Three MME students earn NSF Graduate Research Fellowships
Three students in mechanical and materials engineering are among six from the University of Nebraska-Lincoln awarded graduate fellowships from the National Science Foundation Graduate Research Fellowship Program (GRFP), one of the most prestigious graduate fellowships awarded in the U.S.
Mechanical engineering seniors Liam Kruse and Mary Radke and Jordan Rosenbohm, a master’s degree student in mechanical engineering and applied mechanics, were chosen to receive the fellowships, which provide a three-year annual stipend of $34,000 and a $12,000 cost-of-education allowance for tuition and fees that is paid to the university. Additionally, the GRFP provides opportunities for international research and professional development and the freedom to conduct their research at any accredited U.S. institution of graduate education.
Seven Nebraska students were also chosen as honorable mention, including three from mechanical and materials engineering -- seniors Ben Bevans and Mark Nail, and Zvonimir Pusnik, a master’s degree student in mechanical engineering and applied mechanics.

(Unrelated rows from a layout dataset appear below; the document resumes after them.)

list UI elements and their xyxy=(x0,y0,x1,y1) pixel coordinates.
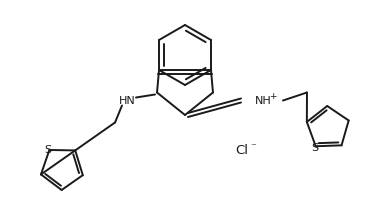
Text: HN: HN xyxy=(119,95,135,105)
Text: ⁻: ⁻ xyxy=(250,142,256,152)
Text: S: S xyxy=(44,145,51,155)
Text: NH: NH xyxy=(255,95,272,105)
Text: Cl: Cl xyxy=(235,143,248,157)
Text: S: S xyxy=(311,143,318,153)
Text: +: + xyxy=(269,92,276,101)
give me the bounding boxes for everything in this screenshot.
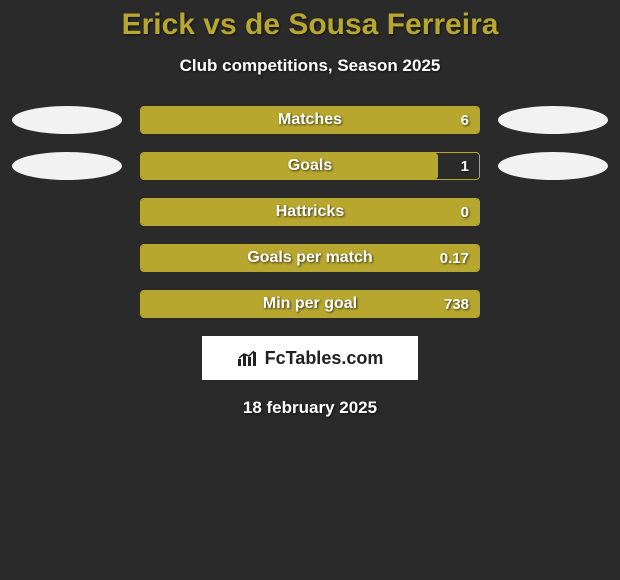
right-ellipse [498,106,608,134]
stat-value: 0.17 [440,245,469,271]
left-ellipse [12,198,122,226]
left-ellipse [12,152,122,180]
stat-row: Goals per match0.17 [0,244,620,272]
left-ellipse [12,106,122,134]
right-ellipse [498,290,608,318]
stat-value: 738 [444,291,469,317]
stat-row: Min per goal738 [0,290,620,318]
stat-row: Goals1 [0,152,620,180]
left-ellipse [12,290,122,318]
stat-label: Hattricks [141,199,479,225]
page-title: Erick vs de Sousa Ferreira [0,8,620,42]
right-ellipse [498,244,608,272]
logo-badge: FcTables.com [202,336,418,380]
right-ellipse [498,152,608,180]
stat-label: Min per goal [141,291,479,317]
stats-card: Erick vs de Sousa Ferreira Club competit… [0,0,620,418]
chart-icon [237,349,259,367]
right-ellipse [498,198,608,226]
stat-label: Matches [141,107,479,133]
stat-value: 6 [461,107,469,133]
logo-text: FcTables.com [265,348,384,369]
stat-bar: Goals1 [140,152,480,180]
page-subtitle: Club competitions, Season 2025 [0,56,620,76]
stat-label: Goals per match [141,245,479,271]
left-ellipse [12,244,122,272]
stat-row: Matches6 [0,106,620,134]
stat-bar: Min per goal738 [140,290,480,318]
stat-row: Hattricks0 [0,198,620,226]
stat-label: Goals [141,153,479,179]
stat-value: 1 [461,153,469,179]
date-label: 18 february 2025 [0,398,620,418]
stat-bar: Goals per match0.17 [140,244,480,272]
stat-rows: Matches6Goals1Hattricks0Goals per match0… [0,106,620,318]
stat-bar: Matches6 [140,106,480,134]
stat-value: 0 [461,199,469,225]
stat-bar: Hattricks0 [140,198,480,226]
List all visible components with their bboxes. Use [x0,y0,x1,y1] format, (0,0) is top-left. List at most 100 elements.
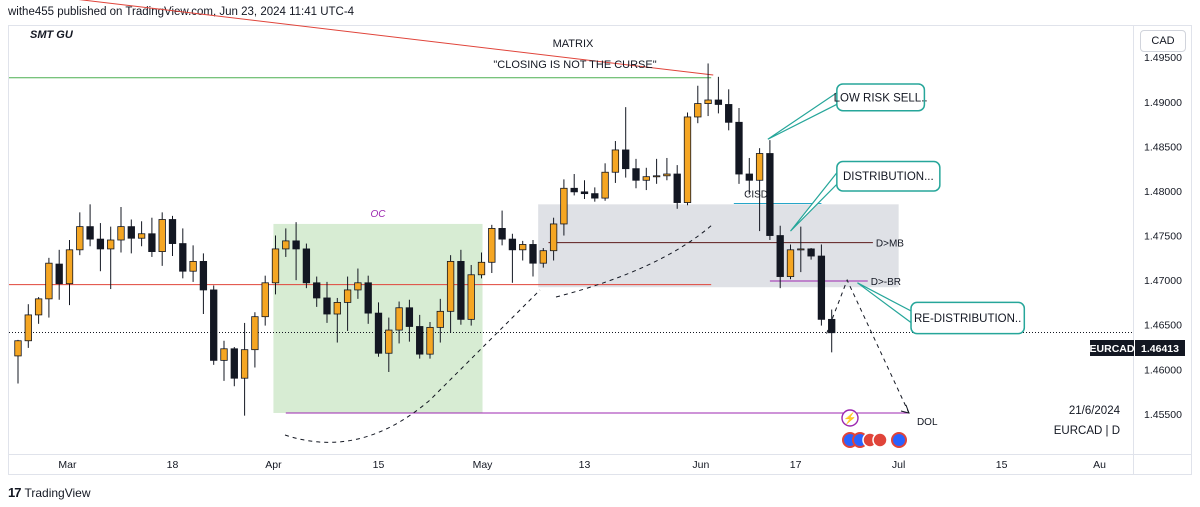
candle[interactable] [179,228,187,279]
candle[interactable] [776,225,784,289]
candle[interactable] [488,224,496,273]
candle[interactable] [519,240,527,261]
candle[interactable] [539,248,547,268]
candle[interactable] [529,240,537,277]
candle[interactable] [55,249,63,300]
candle-body [189,260,197,272]
candle[interactable] [395,301,403,344]
candle[interactable] [189,245,197,282]
event-icons[interactable]: ⚡ [841,409,907,448]
candle[interactable] [14,339,22,384]
candle[interactable] [817,244,826,326]
candle[interactable] [158,212,166,266]
premium-zone[interactable] [538,204,899,288]
candle[interactable] [786,244,795,280]
candle[interactable] [148,217,156,257]
candle-body [364,282,372,314]
candle[interactable] [271,235,280,295]
candle[interactable] [199,253,208,315]
low-risk-sell-callout[interactable]: LOW RISK SELL.. [767,83,928,140]
candle[interactable] [210,285,218,365]
candle[interactable] [642,167,650,191]
candle[interactable] [673,165,681,209]
candle[interactable] [117,207,125,253]
candle[interactable] [446,255,455,333]
currency-button[interactable]: CAD [1140,30,1186,52]
candle[interactable] [611,141,620,183]
candle[interactable] [477,252,486,279]
candle[interactable] [498,210,506,246]
candle[interactable] [683,112,692,206]
candle[interactable] [467,264,475,326]
candle[interactable] [601,163,609,201]
re-distribution-callout[interactable]: RE-DISTRIBUTION.. [857,282,1026,335]
candle[interactable] [65,240,74,306]
candle[interactable] [127,219,135,254]
candle[interactable] [34,297,43,324]
economic-event-icon-4[interactable] [872,432,888,448]
candle[interactable] [405,299,414,342]
candle[interactable] [107,226,115,290]
candle[interactable] [137,221,146,247]
candle[interactable] [354,268,362,299]
economic-event-icon-5[interactable] [891,432,907,448]
candle-body [199,260,208,291]
candle[interactable] [560,179,568,236]
projection-path[interactable] [826,278,910,414]
candle[interactable] [580,180,589,199]
candle[interactable] [745,157,753,195]
candle[interactable] [807,248,815,260]
candle[interactable] [76,212,84,256]
candle[interactable] [343,276,352,331]
candle[interactable] [797,226,805,273]
candle[interactable] [230,347,238,387]
candle[interactable] [694,85,702,124]
candle[interactable] [292,222,300,281]
candle[interactable] [24,304,32,348]
candle[interactable] [828,309,836,353]
candle[interactable] [364,275,372,324]
candle[interactable] [374,302,383,357]
candle[interactable] [333,297,341,343]
candle[interactable] [663,157,671,181]
distribution-callout[interactable]: DISTRIBUTION... [790,160,941,232]
candle-body [725,104,733,123]
footer-brand[interactable]: 17 TradingView [8,485,91,500]
candle[interactable] [261,275,269,326]
candle[interactable] [755,148,764,232]
candle[interactable] [45,257,53,318]
flash-event-icon[interactable] [841,409,859,427]
candle[interactable] [766,140,774,240]
candle[interactable] [725,89,733,131]
candle[interactable] [251,312,259,368]
candle[interactable] [735,108,743,184]
candle[interactable] [652,158,661,184]
candle[interactable] [96,223,105,272]
candle[interactable] [385,317,393,372]
candle[interactable] [570,174,578,196]
candle[interactable] [508,233,517,283]
candle[interactable] [220,340,228,381]
candle[interactable] [704,63,712,117]
candle[interactable] [168,215,177,257]
candle[interactable] [549,217,558,261]
candle[interactable] [591,187,599,202]
candle[interactable] [86,204,94,247]
smt-line[interactable] [9,0,714,76]
candle-body [498,228,506,240]
candle[interactable] [416,314,424,359]
candle[interactable] [240,322,249,416]
candle[interactable] [632,158,640,189]
candle[interactable] [282,228,290,257]
chart-subtitle: "CLOSING IS NOT THE CURSE" [493,59,656,71]
candle[interactable] [436,298,444,343]
candle[interactable] [426,322,434,359]
candle[interactable] [313,276,321,307]
candle[interactable] [714,76,723,114]
candle[interactable] [457,249,465,325]
candle-body [24,314,32,342]
candle[interactable] [622,107,630,178]
candle[interactable] [302,243,311,289]
candle[interactable] [323,281,331,323]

"This is a tremendous honor. These students have worked hard and have excelled in and out of the classroom. We are very proud of them," said Jeffrey Shield, chair of mechanical and materials engineering.
"Having as many awardees as mechanical engineering programs at places like Stanford and Illinois and Ohio State is further evidence that our students are very, very talented and can compete at the highest level. It is also a reflection of the many opportunities that UNL provides to students to get involved in research, clubs, or other extracurricular activities that broaden the education experience, and it speaks to the investment our faculty have made in students."
Also chosen for honorable mention recognition was Timothy Hackett, a doctoral student in biochemistry who is advised by Sri Kidambi, associate professor and graduate chair of chemical and biomolecular engineering.
The GRFP is the oldest American fellowship program that directly supports students in various STEM fields. Since 1952, a year after President Truman signed legislation establishing the NSF, the GRFP awarded its first fellowships. It has since funded more than 50,000 fellowships out of more than 500,000 applicants.
The GRFP has a long history of choosing recipients who go on to achieve high levels of success in their future academic and professional careers – among them 42 Nobel Prize winners, more than 450 members of the National Academy of Science and other well-known scientists, including Steven Chu (Nobel Prize winner and former U.S. Secretary of Energy), Sergey Brin (co-founder of Google) and Steven Levitt (co-author of “Freakonomics”).